Phenylketonuria (PKU) is a rare inborn metabolic disease where body is unable to break down phenylalanine, an amino acid that is one of the building blocks of proteins. In classical phenylketonuria, there is a deficiency of the enzyme phenylalanine hydroxylase and the metabolism of phenylalanine (phe) is disrupted, so it accumulates in tissues and organs, with developing brain being the most vulnerable to excess phenylalanine. In order to prevent the accumulation of phenylalanine in the body, it is necessary to implement a diet without or with as little as possible phenylalanine, which means a low-protein diet.

As the symptoms of untreated phenylketonuria occur very early, a low-protein diet should be started in the first month of a baby's life. The diet is most rigorous in the first years of a child's life, because the growth and development of the child's brain are intense at that time. Any potential increase of phenylalanine blood level must be corrected immediately so that the brain continues to develop properly, which is necessary for a child in order to learn to sit, walk, get out of diapers and speak.

How to get a diagnosis?

Neonatal screening for phenylketonuria is carried out throughout Serbia. Tests are performed at all maternity hospitals in the country and samples are sent to two centers – the Institute for Child and Youth Healthcare of Vojvodina in Novi Sad and the Mother and Child Healthcare Institute of Serbia “Dr Vukan Cupic” in Belgrade.

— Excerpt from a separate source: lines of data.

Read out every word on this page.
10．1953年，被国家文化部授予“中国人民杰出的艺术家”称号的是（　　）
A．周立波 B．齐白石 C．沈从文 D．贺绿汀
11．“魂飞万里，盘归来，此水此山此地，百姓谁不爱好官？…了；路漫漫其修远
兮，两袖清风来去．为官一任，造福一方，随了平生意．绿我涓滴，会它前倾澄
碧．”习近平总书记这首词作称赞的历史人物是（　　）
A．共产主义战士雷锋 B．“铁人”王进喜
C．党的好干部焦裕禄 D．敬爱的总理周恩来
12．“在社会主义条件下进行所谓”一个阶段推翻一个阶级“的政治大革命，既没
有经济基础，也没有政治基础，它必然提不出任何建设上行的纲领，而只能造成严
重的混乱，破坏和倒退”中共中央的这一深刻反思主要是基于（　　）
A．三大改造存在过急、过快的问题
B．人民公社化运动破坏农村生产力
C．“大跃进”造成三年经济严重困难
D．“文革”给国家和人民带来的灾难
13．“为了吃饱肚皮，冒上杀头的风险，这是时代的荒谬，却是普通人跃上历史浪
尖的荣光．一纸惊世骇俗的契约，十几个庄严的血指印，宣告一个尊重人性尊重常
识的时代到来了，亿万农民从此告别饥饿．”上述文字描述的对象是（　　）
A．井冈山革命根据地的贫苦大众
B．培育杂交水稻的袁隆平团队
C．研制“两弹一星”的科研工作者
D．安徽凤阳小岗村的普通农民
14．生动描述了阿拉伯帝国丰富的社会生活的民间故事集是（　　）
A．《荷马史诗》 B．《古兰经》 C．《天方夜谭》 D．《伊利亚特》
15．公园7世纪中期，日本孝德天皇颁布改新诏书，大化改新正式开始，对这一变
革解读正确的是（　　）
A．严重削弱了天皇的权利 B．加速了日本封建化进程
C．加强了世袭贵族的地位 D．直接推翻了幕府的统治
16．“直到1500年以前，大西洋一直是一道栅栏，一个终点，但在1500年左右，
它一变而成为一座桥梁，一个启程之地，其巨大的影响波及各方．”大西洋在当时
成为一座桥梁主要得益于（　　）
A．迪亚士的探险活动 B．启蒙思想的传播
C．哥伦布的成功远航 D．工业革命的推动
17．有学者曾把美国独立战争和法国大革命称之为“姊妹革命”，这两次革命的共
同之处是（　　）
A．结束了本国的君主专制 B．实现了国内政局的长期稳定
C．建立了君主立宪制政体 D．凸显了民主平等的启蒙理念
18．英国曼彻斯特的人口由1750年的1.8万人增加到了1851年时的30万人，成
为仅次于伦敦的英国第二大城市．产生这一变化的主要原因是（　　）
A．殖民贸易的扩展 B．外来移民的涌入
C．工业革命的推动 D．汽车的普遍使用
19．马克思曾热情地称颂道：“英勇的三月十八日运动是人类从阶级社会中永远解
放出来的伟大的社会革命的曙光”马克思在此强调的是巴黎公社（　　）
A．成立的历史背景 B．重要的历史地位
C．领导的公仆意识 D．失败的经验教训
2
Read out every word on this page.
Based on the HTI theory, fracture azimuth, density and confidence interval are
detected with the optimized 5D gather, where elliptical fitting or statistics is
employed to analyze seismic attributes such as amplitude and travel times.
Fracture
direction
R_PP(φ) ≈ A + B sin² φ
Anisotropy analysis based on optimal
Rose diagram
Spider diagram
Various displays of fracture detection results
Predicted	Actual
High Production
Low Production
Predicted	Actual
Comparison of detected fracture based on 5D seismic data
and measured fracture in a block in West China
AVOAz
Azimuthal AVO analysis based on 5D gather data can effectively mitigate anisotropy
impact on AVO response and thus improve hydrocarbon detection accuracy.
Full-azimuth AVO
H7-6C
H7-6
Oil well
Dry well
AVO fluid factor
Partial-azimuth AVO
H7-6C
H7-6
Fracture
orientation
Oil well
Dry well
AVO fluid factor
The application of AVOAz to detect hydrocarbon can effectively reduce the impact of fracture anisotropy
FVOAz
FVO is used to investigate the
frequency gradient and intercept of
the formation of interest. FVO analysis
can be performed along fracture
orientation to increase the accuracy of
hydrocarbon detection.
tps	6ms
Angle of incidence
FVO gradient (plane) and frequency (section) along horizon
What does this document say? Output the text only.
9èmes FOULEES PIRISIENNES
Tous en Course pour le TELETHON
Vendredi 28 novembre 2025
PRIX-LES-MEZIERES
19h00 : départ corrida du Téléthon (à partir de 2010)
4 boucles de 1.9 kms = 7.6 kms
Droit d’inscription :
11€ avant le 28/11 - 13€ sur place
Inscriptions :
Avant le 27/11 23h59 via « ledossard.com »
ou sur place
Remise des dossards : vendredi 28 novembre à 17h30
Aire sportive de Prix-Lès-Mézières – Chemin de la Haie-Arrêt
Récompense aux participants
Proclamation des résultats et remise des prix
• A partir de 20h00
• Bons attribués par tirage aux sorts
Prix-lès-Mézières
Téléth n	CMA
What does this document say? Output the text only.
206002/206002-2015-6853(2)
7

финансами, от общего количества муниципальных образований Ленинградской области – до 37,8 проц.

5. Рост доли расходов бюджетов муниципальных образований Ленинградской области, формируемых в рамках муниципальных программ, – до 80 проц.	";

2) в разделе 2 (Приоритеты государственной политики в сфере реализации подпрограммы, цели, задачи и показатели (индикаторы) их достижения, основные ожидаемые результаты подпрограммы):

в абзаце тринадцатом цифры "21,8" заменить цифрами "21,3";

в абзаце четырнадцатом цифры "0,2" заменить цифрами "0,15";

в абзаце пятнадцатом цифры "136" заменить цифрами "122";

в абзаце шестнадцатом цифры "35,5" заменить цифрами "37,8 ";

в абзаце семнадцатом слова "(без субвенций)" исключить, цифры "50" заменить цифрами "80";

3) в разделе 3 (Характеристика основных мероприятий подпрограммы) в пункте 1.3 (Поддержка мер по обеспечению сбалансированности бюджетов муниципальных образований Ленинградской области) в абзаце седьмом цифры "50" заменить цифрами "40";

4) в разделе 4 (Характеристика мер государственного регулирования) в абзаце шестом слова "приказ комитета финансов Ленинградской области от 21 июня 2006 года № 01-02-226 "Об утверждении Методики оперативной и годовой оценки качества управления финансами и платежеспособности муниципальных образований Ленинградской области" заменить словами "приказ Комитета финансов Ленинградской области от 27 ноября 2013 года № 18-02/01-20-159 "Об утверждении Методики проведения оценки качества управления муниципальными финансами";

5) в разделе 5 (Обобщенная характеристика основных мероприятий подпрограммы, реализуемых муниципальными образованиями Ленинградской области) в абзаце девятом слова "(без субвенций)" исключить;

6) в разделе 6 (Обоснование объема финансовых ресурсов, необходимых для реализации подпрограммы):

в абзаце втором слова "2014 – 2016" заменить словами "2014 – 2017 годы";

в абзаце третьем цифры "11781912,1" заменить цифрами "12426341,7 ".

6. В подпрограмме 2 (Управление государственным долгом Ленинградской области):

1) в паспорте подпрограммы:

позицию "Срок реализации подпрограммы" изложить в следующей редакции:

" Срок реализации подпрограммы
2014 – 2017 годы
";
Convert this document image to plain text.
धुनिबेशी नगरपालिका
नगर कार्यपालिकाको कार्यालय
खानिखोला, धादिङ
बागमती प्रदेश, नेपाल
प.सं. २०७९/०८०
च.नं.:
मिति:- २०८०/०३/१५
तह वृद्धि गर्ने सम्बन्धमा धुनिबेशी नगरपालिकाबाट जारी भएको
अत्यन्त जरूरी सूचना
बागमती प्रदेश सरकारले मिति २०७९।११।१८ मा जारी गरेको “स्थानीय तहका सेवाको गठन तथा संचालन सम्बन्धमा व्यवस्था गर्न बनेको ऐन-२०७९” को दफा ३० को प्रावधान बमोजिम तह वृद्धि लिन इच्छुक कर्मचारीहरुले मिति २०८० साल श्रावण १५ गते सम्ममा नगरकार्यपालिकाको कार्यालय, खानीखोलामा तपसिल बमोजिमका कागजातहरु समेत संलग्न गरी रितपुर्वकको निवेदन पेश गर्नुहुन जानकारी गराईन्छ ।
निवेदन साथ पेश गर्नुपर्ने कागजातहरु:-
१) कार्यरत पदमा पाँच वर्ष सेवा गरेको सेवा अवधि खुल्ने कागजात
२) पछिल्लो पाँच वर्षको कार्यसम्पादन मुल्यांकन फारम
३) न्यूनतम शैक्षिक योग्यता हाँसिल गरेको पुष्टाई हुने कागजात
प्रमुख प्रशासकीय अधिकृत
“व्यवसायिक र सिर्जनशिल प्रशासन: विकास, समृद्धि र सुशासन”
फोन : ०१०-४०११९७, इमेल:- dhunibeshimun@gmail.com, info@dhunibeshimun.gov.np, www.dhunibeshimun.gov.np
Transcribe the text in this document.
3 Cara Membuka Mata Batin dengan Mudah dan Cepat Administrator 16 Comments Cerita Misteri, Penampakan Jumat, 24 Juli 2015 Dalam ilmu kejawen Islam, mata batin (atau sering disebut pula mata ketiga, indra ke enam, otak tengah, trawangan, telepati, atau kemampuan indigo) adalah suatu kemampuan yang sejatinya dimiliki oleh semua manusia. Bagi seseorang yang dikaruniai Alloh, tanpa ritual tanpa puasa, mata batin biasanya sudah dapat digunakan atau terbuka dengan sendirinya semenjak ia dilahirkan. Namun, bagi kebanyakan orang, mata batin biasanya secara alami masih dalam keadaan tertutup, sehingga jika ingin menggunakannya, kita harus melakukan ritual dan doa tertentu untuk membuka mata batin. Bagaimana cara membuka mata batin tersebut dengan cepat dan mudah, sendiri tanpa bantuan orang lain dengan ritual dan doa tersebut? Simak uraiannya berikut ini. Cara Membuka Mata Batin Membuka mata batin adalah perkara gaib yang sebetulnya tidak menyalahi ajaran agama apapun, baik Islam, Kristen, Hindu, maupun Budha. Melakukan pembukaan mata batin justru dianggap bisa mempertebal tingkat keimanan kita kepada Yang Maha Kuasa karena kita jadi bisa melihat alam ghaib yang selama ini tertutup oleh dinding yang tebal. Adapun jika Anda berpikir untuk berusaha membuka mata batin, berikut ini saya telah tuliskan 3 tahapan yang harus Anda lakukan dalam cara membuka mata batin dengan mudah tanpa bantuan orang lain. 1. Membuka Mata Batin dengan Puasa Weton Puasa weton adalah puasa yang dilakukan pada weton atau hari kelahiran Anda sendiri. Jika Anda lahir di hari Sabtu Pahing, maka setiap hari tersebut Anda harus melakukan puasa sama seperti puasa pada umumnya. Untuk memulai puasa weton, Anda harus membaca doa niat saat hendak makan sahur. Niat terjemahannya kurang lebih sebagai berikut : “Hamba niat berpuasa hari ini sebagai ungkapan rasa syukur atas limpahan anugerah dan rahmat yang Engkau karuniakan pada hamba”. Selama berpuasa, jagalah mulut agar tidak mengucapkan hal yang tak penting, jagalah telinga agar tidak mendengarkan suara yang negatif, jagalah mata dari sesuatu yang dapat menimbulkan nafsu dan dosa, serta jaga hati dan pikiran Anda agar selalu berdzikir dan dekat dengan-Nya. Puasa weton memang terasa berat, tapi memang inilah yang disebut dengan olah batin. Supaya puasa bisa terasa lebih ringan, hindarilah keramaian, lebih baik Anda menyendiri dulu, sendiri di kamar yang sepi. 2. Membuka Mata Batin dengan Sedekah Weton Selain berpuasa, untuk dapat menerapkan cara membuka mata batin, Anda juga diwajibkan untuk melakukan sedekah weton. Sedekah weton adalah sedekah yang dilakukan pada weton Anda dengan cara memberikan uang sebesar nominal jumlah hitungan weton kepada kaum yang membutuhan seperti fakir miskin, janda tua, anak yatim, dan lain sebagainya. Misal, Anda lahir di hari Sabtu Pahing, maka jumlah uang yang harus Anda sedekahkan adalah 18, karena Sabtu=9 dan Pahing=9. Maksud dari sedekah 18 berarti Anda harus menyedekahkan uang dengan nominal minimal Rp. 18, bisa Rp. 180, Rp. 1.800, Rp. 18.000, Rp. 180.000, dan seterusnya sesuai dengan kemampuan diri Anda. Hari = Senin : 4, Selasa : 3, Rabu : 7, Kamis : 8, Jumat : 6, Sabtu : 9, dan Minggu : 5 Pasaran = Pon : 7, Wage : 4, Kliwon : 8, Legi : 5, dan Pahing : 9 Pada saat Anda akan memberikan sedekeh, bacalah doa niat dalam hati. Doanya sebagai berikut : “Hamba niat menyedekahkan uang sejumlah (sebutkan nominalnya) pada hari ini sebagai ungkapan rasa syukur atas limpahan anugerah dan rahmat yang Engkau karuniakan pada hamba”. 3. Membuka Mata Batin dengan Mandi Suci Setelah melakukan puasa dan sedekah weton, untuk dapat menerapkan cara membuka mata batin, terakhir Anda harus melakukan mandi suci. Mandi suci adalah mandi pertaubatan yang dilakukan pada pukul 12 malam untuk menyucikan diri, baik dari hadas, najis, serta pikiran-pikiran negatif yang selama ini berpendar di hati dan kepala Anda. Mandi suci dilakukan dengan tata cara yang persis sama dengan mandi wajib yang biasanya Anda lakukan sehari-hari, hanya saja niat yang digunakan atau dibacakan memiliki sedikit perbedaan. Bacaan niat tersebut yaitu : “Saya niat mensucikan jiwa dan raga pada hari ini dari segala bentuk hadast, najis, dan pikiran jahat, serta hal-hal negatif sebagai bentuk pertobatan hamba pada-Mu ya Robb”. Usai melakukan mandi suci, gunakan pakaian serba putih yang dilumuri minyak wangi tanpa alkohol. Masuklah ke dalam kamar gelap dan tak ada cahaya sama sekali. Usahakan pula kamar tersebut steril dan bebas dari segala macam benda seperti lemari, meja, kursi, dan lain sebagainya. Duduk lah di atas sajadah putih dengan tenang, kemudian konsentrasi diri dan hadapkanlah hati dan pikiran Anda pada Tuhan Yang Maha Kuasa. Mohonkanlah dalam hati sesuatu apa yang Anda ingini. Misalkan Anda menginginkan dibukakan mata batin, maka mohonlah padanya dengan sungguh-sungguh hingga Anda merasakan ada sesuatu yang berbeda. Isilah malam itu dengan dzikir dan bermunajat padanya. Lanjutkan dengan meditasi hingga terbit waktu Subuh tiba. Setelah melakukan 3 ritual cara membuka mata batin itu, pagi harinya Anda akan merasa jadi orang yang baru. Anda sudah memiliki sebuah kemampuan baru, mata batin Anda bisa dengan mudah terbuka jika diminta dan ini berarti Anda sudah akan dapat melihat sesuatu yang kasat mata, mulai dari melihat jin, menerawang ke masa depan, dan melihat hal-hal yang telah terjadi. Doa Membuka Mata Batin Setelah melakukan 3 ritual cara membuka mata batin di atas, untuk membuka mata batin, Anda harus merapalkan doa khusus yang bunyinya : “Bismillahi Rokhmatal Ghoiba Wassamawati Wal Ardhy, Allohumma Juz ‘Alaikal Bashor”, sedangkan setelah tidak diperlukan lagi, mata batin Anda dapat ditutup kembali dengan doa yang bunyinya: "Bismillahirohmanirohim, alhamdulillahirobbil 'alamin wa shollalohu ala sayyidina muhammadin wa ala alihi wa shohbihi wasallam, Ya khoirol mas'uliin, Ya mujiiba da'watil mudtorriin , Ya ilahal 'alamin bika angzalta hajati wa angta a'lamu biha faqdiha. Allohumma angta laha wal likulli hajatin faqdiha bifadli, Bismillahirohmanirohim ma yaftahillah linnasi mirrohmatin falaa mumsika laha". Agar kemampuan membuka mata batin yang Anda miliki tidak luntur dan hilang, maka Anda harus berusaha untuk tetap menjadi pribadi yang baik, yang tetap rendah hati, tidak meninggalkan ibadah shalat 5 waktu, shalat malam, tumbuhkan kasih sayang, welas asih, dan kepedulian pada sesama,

The test is called the Guthrie test, because in 1960 American microbiologist Robert Guthrie developed an easy way to diagnose phenylketonuria. The Guthrie test is performed by pricking the baby's heel (or toddler’s finger) and putting a few drops of blood on a special filter paper cards, called Guthrie cards.

Owing to neonatal screening and early diagnosis, prompt implementation of treatment is enabled and therefore manifestation of this metabolic disease is avoided. If left undetected and untreated, phenylketonuria has a severe clinical picture. Untreated phenylketonuria is accompanied by numerous nervous system damages, seizures and severe mental retardation.

Many countries, including Serbia, provide patients with the most basic food (special flour, special milk and egg substitutes), as well as protein supplements, replacing all the forbidden food (meet, eggs, fish, rice, etc.).

Types of phenylketonuria:

    • Classic phenylketonuria (blood phenylalanine level is over 20 mg/dl or 1200 µmol/l – a strict diet is required)
    • Moderate (mild) phenylketonuria (blood phenylalanine level is over 6 mg/dl and under 20 mg/dl or 600–1200 µmol/l – a diet is required, but not as rigorous)
    • Hyperphenylalaninemia (blood phenylalanine level is up to 6 mg/dl or 600 µmol/l – in some countries, patients are initially put on a diet which is later discontinued. In some countries, patients are only monitored by regular blood analysis and if there is a high value, they are put on a diet).

In Serbia patients with hyperphenylalaninemia are also put on a diet, but their daily intake of phenylalnine is higher than that of patients with classic and mild phenylketonuria.